In our common work, I would say, self-analysis is organically transforming both of us. We both incorporate elements into our separate practices, sometimes unconsciously. It is a mind-shifting state that provides the chance to get out of your comfort zone when it comes to your own practice and apply a different manner for the same result. To me it is a fun experimentation that includes self-growth, constant alteration of my personal methodology and a dialogue between different cultural and habitual traits. That is one of the most important parts of artistic collaboration, squeezing your ego with someone else’s under a common roof.


This year, the Kaunas Biennial explores the notion of the journey as a metaphor for the changing cultural identity of the city. What journeys do you find most revealing?
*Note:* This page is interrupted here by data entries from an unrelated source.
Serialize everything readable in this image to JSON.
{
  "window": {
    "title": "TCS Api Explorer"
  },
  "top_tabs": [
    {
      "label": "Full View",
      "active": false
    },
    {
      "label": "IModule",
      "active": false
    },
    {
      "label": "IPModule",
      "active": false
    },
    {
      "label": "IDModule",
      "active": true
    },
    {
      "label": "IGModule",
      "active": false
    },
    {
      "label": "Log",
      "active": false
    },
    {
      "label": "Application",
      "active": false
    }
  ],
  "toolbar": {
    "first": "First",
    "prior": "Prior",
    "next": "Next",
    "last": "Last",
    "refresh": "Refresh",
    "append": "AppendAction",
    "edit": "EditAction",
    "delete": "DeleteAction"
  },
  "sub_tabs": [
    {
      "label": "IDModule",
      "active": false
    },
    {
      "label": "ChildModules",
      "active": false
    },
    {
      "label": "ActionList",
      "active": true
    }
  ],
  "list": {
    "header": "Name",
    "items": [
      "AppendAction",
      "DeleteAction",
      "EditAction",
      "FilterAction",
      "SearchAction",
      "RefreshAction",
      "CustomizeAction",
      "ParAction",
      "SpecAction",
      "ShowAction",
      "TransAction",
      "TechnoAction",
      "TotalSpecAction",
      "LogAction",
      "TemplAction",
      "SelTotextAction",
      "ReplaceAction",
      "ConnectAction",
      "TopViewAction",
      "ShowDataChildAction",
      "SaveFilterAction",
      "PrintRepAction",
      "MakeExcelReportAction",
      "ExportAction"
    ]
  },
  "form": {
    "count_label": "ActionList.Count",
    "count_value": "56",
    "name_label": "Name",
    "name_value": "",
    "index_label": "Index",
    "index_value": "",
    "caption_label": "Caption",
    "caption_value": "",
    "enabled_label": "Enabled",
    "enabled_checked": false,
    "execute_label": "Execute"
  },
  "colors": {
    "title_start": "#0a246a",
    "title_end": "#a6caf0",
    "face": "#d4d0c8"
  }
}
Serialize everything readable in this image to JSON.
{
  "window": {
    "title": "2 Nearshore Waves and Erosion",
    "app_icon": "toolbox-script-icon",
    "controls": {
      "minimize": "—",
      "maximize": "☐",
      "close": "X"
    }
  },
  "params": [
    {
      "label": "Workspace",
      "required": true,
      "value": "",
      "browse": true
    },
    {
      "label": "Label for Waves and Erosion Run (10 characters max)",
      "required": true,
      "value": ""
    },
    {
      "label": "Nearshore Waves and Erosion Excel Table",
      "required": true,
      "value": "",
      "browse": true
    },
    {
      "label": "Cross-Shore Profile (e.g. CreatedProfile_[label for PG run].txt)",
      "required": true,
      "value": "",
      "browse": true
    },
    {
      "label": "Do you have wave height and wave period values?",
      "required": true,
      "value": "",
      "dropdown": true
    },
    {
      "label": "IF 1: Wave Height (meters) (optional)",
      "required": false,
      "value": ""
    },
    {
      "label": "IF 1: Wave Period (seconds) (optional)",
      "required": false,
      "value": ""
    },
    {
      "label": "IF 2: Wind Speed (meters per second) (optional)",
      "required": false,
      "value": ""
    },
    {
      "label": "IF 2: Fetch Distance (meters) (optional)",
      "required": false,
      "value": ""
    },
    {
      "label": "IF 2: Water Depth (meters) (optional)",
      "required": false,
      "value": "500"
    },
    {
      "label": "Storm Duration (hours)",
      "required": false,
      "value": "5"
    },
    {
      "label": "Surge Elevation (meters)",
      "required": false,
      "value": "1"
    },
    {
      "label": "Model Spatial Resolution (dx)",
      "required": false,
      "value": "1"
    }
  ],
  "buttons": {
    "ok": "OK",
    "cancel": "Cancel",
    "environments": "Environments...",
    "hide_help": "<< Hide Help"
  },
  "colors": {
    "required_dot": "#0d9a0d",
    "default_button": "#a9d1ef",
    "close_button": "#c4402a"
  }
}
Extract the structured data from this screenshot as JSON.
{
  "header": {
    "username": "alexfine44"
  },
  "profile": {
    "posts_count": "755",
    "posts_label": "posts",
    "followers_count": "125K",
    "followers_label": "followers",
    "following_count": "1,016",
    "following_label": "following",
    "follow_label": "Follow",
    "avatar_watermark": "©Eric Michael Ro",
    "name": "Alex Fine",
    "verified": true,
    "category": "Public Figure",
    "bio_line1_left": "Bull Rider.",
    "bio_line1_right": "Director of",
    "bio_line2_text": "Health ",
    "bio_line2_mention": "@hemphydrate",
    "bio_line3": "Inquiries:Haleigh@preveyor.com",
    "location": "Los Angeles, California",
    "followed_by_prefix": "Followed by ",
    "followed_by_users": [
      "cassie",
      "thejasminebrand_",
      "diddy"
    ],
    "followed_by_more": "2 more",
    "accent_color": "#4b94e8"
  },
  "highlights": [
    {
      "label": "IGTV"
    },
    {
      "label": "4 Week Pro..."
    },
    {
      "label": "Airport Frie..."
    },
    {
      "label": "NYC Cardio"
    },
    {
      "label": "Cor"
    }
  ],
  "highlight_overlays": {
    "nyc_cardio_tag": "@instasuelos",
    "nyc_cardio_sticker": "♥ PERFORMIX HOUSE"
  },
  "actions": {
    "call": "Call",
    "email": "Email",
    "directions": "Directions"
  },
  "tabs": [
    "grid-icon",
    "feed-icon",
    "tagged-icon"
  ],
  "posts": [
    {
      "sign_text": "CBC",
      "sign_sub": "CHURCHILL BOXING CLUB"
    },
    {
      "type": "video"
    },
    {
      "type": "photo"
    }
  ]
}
 A.P.:To me the most vital journey is that of us walking this common ground during the same historical period. I am as, I suppose, most of our generations’ peers, in a position where I can perceive the microscale and the macroscale both at the same time. That is crushing because in terms of functioning, it is like a pendulum over one’s head, a firm reminder of our mortality, but at the same time it takes some of the burden of absolution and self-centered perceptions away. The character is shaped by the act of moving from one place to the other. Population relocations, journeys intentional or unintentional as the current global political state shifts the notion of locus. The collective ID is being transformed and redefined rapidly day by day. Our passing by this strange rock is a journey of unknown duration. That involves the same amount of bipolarity to me as the state I find myself in before getting on a plane, not eager to leave and at the same time not willing to stay. The unknown is the most exciting and inescapable journey of all.

I.G.:The personal journey of self-growth in every aspect of your life. An ever-changing, constantly active being. This journey affects the whole environment, starting from your home, your city, your continent and extends throughout the whole planet, the entire cosmos.